Research Project: DEVELOPMENT OF PREDICTIVE MICROBIAL MODELS FOR FOOD SAFETY AND THEIR ASSOCIATED USE IN INTERNATIONAL MICROBIAL DATABASES

Location: Residue Chemistry and Predictive Microbiology Research

Title: Effect of environmental stresses on the survival and cytotoxicity of Shiga toxin-producing Escherichia coli

Author
item Yoo, Byong
item Liu, Yanhong
item Juneja, Vijay
item Huang, Lihan
item Hwang, Cheng An

Submitted to: Food Quality and Safety
Publication Type: Peer Reviewed Journal
Publication Acceptance Date: 3/14/2017
Publication Date: 5/4/2017
Citation: Yoo, B.K., Liu, Y., Juneja, V.K., Huang, L., Hwang, C. 2017. Effect of environmental stresses on the survival and cytotoxicity of Shiga toxin-producing Escherichia coli.
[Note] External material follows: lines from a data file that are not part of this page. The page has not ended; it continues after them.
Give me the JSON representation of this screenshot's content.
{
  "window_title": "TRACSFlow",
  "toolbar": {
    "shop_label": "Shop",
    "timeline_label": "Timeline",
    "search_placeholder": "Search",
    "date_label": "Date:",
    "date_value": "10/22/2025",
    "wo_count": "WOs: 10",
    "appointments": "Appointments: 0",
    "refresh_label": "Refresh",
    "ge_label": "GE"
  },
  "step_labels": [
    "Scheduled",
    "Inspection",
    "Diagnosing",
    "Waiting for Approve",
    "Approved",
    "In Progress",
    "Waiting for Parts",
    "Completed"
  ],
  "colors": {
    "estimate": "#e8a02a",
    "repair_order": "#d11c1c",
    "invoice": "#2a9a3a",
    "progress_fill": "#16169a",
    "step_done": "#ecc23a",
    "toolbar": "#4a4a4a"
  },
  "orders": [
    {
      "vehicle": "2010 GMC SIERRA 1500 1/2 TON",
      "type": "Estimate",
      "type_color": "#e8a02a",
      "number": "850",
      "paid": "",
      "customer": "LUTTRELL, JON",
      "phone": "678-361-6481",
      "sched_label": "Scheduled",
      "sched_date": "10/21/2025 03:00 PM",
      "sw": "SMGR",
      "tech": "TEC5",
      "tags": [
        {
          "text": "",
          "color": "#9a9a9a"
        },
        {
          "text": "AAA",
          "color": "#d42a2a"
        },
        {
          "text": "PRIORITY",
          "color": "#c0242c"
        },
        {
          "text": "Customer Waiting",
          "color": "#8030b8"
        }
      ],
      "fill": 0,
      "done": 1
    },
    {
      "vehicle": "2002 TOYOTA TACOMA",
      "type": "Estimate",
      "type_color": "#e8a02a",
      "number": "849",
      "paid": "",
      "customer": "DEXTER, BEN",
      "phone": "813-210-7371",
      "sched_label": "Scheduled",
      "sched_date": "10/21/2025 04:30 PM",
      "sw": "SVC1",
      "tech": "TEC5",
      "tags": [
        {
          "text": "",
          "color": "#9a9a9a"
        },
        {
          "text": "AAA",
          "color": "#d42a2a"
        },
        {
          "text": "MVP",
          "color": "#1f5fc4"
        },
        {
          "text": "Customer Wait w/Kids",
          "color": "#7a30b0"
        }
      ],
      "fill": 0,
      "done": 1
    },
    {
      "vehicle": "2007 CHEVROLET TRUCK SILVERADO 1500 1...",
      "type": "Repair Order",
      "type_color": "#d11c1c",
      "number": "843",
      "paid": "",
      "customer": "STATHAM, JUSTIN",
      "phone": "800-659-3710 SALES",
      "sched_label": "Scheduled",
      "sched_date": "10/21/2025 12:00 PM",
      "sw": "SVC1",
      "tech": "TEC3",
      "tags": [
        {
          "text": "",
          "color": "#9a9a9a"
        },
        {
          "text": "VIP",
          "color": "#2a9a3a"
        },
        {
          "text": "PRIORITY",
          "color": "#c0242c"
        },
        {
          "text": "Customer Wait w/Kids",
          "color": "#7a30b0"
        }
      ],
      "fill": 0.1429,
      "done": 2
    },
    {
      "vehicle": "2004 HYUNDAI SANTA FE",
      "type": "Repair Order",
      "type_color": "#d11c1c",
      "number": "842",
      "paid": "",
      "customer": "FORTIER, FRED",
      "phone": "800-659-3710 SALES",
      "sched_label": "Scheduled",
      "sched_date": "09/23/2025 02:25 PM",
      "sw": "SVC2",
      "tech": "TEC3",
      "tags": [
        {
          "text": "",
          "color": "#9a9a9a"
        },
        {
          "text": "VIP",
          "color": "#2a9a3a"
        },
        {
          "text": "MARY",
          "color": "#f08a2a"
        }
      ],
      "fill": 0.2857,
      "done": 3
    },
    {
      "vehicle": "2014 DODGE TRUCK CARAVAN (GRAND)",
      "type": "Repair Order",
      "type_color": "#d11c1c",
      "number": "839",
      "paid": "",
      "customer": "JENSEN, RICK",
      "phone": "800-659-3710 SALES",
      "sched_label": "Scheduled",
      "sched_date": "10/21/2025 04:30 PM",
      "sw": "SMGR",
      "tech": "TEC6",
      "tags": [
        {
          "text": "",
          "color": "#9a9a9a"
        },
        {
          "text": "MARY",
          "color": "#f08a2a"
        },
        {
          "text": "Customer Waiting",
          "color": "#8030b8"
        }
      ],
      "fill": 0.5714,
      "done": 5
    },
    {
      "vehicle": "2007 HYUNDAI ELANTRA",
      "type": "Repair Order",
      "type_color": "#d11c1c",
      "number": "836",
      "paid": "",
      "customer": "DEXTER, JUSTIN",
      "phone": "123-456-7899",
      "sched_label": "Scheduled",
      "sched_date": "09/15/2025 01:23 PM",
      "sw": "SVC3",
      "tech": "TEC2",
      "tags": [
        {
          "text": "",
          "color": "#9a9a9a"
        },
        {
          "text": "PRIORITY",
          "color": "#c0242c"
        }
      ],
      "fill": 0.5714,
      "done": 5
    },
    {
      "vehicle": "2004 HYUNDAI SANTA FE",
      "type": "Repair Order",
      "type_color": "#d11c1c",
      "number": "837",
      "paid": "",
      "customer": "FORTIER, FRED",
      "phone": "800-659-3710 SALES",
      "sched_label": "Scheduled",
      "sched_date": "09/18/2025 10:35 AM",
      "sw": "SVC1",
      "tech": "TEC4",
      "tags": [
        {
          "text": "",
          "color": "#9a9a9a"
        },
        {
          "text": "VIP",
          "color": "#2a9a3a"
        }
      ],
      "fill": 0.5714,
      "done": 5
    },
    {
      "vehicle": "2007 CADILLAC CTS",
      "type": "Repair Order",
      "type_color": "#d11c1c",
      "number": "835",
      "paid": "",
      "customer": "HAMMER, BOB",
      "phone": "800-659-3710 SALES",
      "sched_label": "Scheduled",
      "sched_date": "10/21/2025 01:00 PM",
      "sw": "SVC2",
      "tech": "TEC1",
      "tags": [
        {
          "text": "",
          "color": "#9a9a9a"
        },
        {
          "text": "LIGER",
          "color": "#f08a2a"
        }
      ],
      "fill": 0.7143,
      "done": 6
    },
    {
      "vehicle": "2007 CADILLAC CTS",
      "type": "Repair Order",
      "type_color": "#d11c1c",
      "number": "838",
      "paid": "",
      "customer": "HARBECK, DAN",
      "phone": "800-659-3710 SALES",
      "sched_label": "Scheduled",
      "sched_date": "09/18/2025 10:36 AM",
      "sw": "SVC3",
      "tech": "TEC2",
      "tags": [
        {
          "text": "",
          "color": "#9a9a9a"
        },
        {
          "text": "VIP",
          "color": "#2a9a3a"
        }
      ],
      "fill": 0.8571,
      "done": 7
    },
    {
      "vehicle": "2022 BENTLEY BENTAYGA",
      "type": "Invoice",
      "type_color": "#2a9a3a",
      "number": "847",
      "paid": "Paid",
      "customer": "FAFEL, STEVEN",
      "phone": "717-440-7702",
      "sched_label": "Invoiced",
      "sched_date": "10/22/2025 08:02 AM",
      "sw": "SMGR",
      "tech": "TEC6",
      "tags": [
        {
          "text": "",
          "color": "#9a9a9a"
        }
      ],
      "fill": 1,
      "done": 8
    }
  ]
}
Food Quality and Safety. 1(2):139-146. doi: 10.1093/fqsafe/fyx010.

Interpretive Summary: Chlorine is widely used in food manufacturing process to prevent the growth of Shiga toxin producing E. coli in food products. Sub-lethal treatment of chlorine may affect the behavior of growth and virulence of Shiga toxin producing E. coli. Results showed that some strains of non-O157 E. coli exposed to sub-lethal chlorine treatment had higher level of Vero-cytotoxicity than untreated control strains, indicating that greater amount of toxin were released into extracellular medium. This study extends our understanding of the potential mechanisms used by pathogenic E. coli to adapt, survive and grow under chlorine stress.

Technical Abstract: Shiga toxin producing Escherichia coli (STEC) causes serious illnesses leading to hospitalizations in the United States. Since bacteria exposed to sub-lethal treatment during food processing may exhibit enhanced virulence and resistance to subsequent processing, the present study attempts to investigate the change in the virulence of STEC under chlorine treatment and their survival under osmotic, acidic and chlorine stresses. E. coli O157:H7 and six non-O157 STEC strains, including O26:H11, O103:H1, O104:H4, O111:NM, O121:NM, and O145:NM were subjected to osmotic (aw 0.95, 0.96, 0.97, and 0.98), acidic (pH 4, 5, 6, and 7), and sodium hypochlorite (1, 2, and 5 ppm) stresses, followed by enumeration of the surviving populations and Vero-cytotoxicity determination. Based on the viable plate count data, E. coli O145:NM strain survived aw 0.97 longer than other serotypes, while E. coli O111:NM was significantly more sensitive to osmotic stress. Under acidic stress of pH 4, E. coli O103:H1 was more resistant compared to other serotypes, while E. coli O26:H11 and E. coli O111:NM had significantly less growth than other serotypes. Higher (greater than 3 logs) populations of E. coli O26:H11, O103:H1, and O145:NM were observed than other strains under 2 ppm of chlorine treatment. Stressed strains that were repetitively exposed to sub-lethal chlorine treatment revealed that they had a significantly higher level of survival than the initial control except for E. coli O111:NM and O121:NM. When compared with the control cells, significantly increased Vero-cytotoxicity of E. coli O26:H11 (40%), O103:H1 (50%), O104:H4 (60%), and O145:NM (25%) was observed, based on lactate dehydrogenase assay using supernatant of 24h grown cell culture media. This investigation extends the understanding of the potential mechanisms used by pathogenic E. coli to adapt, survive and grow under chlorine stress, which could be exploited to aid the development of novel strategies to inactivate this pathogen.